I think it no more or less than fair to sum up Mr. Gross's position so far in two sentences. Equities should not have produced-and from here on out will not produce-the return they have for the last hundred years. It is a mathematical certainty that bonds will not produce the same return they have over the last 30 years.

Now, at last, we may be getting somewhere.

Set aside for the moment the fact that, if a rational market is about to slash the return it pays the equity investor, the rate of growth of corporate earnings and dividends-of which the return is simply the discounting mechanism-would have to slow significantly from its trend of the last hundred years. Set it aside, that is, because this isn't Mr. Gross's argument.

Then set aside for the moment the fact that-if the developed world is going to try to inflate its way out of its current fiscal hole, as Mr. Gross believes it is-bond returns aren't merely going to be lower than they've been in the past three decades. They are in all probability going to go negative, as an efficient market prices in the inflation gambit and demands higher-and perhaps much higher-interest rates.
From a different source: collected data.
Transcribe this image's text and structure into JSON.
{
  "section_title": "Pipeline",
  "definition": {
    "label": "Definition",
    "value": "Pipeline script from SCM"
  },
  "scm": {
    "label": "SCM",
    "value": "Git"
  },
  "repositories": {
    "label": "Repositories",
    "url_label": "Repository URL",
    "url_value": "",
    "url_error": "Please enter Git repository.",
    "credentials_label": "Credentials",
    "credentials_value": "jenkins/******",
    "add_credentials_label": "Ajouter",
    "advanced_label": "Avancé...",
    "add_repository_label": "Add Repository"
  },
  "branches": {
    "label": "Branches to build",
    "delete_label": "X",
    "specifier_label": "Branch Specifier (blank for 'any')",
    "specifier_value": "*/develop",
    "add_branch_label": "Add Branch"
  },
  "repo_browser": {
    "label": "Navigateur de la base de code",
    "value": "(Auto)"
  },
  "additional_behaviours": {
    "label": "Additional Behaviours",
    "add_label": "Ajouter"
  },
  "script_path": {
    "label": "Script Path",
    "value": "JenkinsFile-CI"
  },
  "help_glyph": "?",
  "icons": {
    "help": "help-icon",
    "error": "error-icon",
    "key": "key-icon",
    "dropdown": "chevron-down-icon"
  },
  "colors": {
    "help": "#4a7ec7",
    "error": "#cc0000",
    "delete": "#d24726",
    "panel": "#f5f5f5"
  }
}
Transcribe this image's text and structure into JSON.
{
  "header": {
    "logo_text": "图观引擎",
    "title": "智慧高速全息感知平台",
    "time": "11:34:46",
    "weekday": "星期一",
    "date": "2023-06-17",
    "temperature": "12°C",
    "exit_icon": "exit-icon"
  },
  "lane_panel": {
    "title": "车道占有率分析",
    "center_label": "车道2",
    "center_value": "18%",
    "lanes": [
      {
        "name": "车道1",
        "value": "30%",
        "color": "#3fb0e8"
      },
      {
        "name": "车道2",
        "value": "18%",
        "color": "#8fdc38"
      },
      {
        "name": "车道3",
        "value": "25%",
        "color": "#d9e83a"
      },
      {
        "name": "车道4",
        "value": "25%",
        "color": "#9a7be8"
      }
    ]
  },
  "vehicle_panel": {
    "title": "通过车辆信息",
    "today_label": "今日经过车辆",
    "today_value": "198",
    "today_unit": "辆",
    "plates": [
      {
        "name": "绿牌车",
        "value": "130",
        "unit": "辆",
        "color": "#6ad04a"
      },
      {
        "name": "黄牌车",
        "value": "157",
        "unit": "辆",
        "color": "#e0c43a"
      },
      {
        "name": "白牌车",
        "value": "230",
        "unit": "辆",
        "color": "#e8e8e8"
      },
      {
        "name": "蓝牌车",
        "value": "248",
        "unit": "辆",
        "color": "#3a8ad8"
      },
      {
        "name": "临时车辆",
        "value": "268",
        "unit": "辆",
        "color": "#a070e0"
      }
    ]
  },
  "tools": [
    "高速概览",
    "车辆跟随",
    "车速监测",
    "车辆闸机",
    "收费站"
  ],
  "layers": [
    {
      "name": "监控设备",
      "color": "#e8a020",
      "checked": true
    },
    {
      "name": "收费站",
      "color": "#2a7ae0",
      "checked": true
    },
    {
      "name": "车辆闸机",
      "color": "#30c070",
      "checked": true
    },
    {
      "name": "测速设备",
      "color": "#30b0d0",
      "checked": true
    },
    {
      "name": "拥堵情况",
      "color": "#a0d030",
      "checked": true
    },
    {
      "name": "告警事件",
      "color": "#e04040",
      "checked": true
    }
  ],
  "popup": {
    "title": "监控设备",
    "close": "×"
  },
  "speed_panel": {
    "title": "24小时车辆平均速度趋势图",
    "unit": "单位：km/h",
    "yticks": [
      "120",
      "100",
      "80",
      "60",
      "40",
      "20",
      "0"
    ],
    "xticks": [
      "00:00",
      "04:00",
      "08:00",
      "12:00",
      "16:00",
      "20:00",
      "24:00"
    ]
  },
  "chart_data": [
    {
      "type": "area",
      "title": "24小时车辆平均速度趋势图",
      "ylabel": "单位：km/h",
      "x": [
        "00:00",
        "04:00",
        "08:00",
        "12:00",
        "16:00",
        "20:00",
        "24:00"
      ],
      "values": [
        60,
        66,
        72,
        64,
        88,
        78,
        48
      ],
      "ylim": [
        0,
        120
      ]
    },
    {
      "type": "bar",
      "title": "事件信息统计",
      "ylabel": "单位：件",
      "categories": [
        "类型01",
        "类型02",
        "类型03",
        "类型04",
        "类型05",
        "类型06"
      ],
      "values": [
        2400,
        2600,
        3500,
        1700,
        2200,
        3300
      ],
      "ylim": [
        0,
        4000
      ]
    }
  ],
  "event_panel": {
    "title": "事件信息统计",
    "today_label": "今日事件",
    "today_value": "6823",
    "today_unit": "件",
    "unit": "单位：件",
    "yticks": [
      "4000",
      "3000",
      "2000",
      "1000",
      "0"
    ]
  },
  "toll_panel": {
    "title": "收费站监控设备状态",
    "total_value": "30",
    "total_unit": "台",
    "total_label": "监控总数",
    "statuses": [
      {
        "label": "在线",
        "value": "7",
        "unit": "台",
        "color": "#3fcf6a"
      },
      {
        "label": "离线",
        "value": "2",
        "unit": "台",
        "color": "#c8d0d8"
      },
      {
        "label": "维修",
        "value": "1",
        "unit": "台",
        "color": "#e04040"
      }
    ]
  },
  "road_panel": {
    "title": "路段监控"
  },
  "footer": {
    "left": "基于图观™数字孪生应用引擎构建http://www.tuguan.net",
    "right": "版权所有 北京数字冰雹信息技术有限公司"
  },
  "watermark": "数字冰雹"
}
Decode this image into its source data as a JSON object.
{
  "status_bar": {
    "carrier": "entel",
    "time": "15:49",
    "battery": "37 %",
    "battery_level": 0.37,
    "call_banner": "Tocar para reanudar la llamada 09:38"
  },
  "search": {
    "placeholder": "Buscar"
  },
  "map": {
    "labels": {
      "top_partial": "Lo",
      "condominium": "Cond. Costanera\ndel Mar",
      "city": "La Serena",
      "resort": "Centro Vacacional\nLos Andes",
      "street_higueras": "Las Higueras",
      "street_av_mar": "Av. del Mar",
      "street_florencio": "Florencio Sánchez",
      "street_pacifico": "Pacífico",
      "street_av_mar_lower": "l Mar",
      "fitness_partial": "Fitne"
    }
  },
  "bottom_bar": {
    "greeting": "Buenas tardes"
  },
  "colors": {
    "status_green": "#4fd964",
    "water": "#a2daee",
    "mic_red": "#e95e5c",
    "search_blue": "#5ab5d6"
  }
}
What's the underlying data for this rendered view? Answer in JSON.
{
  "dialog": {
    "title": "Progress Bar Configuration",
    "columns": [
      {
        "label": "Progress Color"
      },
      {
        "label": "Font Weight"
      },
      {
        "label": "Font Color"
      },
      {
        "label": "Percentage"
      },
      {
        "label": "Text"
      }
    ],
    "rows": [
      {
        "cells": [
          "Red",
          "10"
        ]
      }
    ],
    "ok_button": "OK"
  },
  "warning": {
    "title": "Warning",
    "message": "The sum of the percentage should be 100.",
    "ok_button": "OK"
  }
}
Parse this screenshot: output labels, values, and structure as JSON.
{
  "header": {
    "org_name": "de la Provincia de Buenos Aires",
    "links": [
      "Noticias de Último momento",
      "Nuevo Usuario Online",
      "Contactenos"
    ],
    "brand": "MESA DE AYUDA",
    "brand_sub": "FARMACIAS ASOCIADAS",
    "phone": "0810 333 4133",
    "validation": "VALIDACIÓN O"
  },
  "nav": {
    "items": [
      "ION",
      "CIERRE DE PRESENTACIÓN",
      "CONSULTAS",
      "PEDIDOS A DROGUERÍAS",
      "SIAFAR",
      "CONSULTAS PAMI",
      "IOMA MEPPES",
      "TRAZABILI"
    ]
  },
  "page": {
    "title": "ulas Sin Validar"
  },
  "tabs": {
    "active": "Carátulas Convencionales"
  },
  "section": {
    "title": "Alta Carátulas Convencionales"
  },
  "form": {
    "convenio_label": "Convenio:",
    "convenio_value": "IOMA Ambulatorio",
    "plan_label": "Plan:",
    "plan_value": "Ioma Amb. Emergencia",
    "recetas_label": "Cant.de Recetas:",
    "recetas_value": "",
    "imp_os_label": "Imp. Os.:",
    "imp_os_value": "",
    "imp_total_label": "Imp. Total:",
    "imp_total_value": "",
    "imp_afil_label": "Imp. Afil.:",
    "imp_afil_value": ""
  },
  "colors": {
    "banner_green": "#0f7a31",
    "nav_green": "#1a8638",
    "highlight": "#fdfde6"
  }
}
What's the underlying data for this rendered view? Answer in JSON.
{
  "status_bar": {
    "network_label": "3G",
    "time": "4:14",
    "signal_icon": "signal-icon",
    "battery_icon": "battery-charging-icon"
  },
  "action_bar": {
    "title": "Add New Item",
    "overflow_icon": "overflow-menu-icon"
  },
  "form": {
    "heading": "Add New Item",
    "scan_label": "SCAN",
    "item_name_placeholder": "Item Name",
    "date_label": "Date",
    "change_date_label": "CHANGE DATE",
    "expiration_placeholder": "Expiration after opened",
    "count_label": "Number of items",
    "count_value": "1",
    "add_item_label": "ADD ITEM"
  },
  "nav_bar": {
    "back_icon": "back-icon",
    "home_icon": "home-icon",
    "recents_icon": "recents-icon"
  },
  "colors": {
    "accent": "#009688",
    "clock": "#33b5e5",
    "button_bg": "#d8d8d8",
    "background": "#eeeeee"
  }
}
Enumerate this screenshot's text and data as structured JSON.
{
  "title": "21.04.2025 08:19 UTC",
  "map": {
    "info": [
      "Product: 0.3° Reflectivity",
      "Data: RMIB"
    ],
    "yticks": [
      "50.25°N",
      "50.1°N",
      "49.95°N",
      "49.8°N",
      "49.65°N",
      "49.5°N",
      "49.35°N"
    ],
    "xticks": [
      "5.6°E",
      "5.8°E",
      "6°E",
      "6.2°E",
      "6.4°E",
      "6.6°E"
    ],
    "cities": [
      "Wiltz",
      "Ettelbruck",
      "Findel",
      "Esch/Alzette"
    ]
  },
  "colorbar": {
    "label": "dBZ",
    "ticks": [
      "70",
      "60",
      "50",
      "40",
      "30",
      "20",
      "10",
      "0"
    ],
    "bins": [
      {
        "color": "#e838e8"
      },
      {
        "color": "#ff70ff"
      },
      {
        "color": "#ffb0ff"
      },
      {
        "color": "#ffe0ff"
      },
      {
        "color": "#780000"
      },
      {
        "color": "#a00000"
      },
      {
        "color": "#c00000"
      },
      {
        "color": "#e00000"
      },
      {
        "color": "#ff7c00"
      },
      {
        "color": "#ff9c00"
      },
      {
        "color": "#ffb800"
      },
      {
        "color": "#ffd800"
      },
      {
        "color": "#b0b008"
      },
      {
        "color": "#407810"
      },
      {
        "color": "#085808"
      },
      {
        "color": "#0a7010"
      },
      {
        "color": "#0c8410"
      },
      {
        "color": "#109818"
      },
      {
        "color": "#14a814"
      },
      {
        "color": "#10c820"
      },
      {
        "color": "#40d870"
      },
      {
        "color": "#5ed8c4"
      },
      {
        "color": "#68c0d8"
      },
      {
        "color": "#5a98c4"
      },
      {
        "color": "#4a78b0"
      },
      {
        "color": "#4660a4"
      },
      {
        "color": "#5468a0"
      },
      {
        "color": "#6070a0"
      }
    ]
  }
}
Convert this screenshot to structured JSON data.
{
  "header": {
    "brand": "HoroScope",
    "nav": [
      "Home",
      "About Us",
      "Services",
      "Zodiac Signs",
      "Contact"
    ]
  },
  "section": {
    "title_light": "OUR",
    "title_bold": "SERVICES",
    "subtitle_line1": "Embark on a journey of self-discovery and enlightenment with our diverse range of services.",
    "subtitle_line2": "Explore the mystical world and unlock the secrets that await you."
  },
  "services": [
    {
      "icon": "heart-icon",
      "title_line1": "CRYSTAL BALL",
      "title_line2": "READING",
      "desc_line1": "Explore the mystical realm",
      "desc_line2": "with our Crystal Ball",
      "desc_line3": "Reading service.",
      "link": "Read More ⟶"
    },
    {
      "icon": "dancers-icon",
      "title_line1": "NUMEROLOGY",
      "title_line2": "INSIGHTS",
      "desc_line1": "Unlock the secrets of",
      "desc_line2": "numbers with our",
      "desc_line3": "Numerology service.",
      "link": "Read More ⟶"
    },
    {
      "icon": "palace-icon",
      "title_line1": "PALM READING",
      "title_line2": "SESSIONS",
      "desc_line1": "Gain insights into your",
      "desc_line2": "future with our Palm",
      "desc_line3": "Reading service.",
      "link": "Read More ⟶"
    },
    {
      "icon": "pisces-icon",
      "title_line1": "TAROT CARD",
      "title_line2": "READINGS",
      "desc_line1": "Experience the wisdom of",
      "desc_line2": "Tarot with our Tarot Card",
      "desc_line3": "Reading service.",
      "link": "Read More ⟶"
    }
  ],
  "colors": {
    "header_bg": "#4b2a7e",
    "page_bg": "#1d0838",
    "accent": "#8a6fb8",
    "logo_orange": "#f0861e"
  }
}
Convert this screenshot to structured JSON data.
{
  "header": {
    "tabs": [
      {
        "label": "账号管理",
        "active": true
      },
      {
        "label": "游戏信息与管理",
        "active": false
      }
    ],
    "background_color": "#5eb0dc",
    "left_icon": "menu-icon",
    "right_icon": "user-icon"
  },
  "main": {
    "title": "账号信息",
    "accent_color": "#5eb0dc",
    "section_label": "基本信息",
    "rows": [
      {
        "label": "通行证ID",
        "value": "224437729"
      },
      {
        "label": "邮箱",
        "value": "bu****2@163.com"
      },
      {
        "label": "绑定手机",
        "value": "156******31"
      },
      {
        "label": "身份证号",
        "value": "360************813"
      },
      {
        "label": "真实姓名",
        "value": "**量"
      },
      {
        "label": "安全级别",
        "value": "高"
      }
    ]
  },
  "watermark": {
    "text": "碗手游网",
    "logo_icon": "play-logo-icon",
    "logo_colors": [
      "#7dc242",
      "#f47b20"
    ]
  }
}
Set those dispositive facts aside, I say again, and let us proceed directly to the only issue that matters, by asking Mr. Gross, "Sir, as rational investors we believe we are capable of making rational decisions if we can just get you to quantify your qualms, as it were. Sir, can you give us your best guess as to what the real returns of equities and bonds are going to be, in the scenario you hold most probable?"

At this, the oracle goes silent. He either cannot (heck: join the club) or will not hazard a guess at these two numbers.